Siz mi öğreteceksiniz gökkuşağındaki renkleri?
Gelin,
etrafa renk satma siyasetinden vazgeçin!
Tamam!
Akışkan modernizm, tüketim canavarını besleyip duran
kapitalizm, gitgide yayılan
bağnazlık, güvensiz toplum...
Hepsi canımızı sıkıyor, içimizi karartıyor. Tamam!
Fakat istediğimiz şey
renk ise sokaktan gelmez. Önce içerden bir "
canlanma" gerekiyor.
Gerçekten özgürlükçü bir ruh yani...
İyi de,
ilkokul ezberinden bozma politik sloganlarla mümkün mü bu!
Ne gezer!
***
Merdivenleri boyayınca ortalığın şenleneceğini düşünen orta yaşlı bir aydın olmak...

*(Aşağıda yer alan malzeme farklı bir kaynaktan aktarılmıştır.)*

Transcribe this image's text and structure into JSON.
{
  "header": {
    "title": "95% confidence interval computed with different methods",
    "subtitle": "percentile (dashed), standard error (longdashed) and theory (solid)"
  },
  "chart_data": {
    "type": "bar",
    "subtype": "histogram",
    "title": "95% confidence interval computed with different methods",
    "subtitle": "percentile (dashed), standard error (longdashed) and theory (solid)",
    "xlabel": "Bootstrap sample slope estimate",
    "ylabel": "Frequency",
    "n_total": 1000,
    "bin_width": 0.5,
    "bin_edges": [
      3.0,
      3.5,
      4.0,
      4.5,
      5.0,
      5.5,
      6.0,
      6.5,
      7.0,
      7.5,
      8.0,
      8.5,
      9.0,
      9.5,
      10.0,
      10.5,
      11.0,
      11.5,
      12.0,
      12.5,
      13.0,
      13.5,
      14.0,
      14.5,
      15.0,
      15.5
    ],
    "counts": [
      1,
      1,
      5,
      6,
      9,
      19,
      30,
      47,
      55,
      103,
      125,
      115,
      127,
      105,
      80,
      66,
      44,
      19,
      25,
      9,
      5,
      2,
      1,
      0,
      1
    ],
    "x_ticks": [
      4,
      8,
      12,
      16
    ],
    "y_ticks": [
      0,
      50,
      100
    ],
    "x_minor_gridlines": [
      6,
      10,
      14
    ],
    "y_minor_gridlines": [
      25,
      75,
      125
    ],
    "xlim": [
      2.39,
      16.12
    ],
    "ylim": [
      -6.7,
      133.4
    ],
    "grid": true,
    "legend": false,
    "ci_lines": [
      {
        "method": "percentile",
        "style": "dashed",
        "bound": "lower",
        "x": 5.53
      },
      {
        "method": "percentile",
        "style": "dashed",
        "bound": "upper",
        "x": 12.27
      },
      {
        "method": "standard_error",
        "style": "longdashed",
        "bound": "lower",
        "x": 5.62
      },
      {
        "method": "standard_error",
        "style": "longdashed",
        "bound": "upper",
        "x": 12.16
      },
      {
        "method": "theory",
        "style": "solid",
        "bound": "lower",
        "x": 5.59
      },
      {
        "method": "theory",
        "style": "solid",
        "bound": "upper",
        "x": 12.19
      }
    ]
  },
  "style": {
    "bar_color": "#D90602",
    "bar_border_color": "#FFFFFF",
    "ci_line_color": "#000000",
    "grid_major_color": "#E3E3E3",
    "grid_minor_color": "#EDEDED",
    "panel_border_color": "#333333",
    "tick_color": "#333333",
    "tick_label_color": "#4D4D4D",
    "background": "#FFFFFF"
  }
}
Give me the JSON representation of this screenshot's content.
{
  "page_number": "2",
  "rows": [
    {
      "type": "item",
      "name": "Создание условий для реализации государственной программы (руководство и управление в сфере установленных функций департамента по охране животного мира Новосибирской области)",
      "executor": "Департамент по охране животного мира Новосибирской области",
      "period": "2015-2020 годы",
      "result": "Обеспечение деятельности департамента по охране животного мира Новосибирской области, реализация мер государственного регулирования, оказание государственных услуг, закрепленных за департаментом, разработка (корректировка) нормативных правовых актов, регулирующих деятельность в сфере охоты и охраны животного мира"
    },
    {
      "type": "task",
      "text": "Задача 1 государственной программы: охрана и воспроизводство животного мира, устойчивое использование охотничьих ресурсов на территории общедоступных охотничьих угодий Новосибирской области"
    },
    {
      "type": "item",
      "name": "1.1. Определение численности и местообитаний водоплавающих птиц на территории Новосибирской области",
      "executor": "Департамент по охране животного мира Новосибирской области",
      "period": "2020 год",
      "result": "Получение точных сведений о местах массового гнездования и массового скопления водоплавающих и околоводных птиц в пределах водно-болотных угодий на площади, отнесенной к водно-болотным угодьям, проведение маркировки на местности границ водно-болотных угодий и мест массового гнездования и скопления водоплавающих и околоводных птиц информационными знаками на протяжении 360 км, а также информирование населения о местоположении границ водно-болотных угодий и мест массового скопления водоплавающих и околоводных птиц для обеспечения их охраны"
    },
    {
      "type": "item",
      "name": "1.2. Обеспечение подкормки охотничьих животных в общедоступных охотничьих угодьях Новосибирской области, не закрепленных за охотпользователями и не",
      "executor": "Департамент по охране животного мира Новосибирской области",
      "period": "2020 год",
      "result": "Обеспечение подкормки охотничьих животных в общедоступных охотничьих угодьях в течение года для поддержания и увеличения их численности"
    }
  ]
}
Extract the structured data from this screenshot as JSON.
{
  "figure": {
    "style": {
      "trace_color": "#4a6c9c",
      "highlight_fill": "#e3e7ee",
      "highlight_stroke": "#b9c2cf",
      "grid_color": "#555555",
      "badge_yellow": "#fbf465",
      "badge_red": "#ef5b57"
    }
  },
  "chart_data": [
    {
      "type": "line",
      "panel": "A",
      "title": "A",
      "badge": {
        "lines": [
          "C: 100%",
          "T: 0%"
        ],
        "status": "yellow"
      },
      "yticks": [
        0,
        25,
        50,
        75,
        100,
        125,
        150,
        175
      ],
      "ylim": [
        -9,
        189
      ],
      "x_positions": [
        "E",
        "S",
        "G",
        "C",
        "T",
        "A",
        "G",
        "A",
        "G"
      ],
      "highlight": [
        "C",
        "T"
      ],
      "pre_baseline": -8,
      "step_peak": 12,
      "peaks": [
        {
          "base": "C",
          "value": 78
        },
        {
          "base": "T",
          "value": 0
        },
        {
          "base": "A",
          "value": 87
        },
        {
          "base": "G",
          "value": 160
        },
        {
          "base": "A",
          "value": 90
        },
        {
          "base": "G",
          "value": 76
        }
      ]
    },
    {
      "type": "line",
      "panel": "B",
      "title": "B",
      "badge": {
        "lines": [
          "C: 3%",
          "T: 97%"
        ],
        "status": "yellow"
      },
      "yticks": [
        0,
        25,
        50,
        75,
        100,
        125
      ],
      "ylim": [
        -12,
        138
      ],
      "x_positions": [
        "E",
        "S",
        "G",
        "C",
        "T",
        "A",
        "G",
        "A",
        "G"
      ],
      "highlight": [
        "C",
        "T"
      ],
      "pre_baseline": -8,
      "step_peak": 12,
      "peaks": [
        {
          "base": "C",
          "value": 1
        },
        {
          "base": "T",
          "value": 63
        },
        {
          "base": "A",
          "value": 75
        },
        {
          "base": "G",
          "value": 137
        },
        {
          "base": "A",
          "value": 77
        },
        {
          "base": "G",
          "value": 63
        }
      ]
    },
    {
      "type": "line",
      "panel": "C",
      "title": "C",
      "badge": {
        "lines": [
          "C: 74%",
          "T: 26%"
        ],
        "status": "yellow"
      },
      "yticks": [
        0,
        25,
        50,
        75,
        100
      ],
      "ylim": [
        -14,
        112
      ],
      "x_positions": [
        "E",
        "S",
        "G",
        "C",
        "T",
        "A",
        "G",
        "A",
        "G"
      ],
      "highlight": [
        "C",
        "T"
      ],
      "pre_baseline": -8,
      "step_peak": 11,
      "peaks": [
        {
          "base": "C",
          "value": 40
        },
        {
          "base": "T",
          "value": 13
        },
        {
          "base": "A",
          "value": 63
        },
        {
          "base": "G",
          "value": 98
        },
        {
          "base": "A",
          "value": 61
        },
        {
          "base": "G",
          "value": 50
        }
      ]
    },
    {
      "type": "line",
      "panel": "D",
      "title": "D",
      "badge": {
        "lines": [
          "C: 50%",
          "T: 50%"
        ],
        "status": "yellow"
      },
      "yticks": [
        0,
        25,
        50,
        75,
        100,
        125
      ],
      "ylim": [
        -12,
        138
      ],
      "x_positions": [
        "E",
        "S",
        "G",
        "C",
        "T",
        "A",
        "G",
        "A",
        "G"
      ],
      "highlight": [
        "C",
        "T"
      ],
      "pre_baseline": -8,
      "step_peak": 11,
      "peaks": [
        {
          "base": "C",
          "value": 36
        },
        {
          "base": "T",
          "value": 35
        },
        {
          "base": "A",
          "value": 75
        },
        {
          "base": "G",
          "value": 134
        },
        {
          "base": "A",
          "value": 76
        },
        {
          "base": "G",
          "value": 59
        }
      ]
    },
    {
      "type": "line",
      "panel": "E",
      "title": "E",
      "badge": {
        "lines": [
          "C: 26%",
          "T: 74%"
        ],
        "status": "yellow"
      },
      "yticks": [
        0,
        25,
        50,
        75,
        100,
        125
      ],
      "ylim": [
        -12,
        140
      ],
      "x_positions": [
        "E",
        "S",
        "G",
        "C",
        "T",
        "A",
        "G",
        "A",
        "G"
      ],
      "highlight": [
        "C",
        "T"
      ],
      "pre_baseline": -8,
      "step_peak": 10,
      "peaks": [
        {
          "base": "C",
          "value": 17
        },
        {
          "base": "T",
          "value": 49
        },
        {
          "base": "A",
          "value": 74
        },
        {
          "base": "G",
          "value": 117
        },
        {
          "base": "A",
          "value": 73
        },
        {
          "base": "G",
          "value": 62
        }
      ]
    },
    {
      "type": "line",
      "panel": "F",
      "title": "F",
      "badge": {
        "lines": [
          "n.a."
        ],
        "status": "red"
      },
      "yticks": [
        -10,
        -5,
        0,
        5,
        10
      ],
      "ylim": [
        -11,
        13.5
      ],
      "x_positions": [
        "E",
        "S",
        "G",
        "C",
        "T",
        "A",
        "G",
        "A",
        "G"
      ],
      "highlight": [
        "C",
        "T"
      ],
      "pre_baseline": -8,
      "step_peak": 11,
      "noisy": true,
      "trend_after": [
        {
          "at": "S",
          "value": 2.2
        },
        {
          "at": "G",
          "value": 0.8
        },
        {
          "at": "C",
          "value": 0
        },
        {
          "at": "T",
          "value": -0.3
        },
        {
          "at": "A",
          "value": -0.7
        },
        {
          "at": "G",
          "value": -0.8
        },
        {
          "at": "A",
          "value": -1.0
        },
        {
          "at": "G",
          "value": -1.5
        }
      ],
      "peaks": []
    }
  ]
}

Bu da bize özgü bir şey işte!
Hundertwasser gibi tek bir mimar çıkaramamış bir entelijansiya, şimdi sokaktaki insanı
önlerine gelen merdiveni rengârenk boyarlarsa memlekete özgürlüğün geleceğine inandırmaya çalışıyor.
Çok acıklı, çok!
Kala kala ana akım medyanın meşhur "
pop sosyolog"una kaldıkları ve o da bu tayfayı sürekli gaza getirdiği için
Cihangir'in, Nişantaşı'nın, Bağdat'ın kendilerine söyledikleri yalanlar boylarını aştı!
Yahu, arkadaşlar bir sorun kendinize...
Hayatınıza renk gelsin diye ara sıra kaçtığınız
Paris'te Monmartre'daki gri merdivenleri pek renksiz bulduğunuzu bir Fransız'a söyleyebilir misiniz?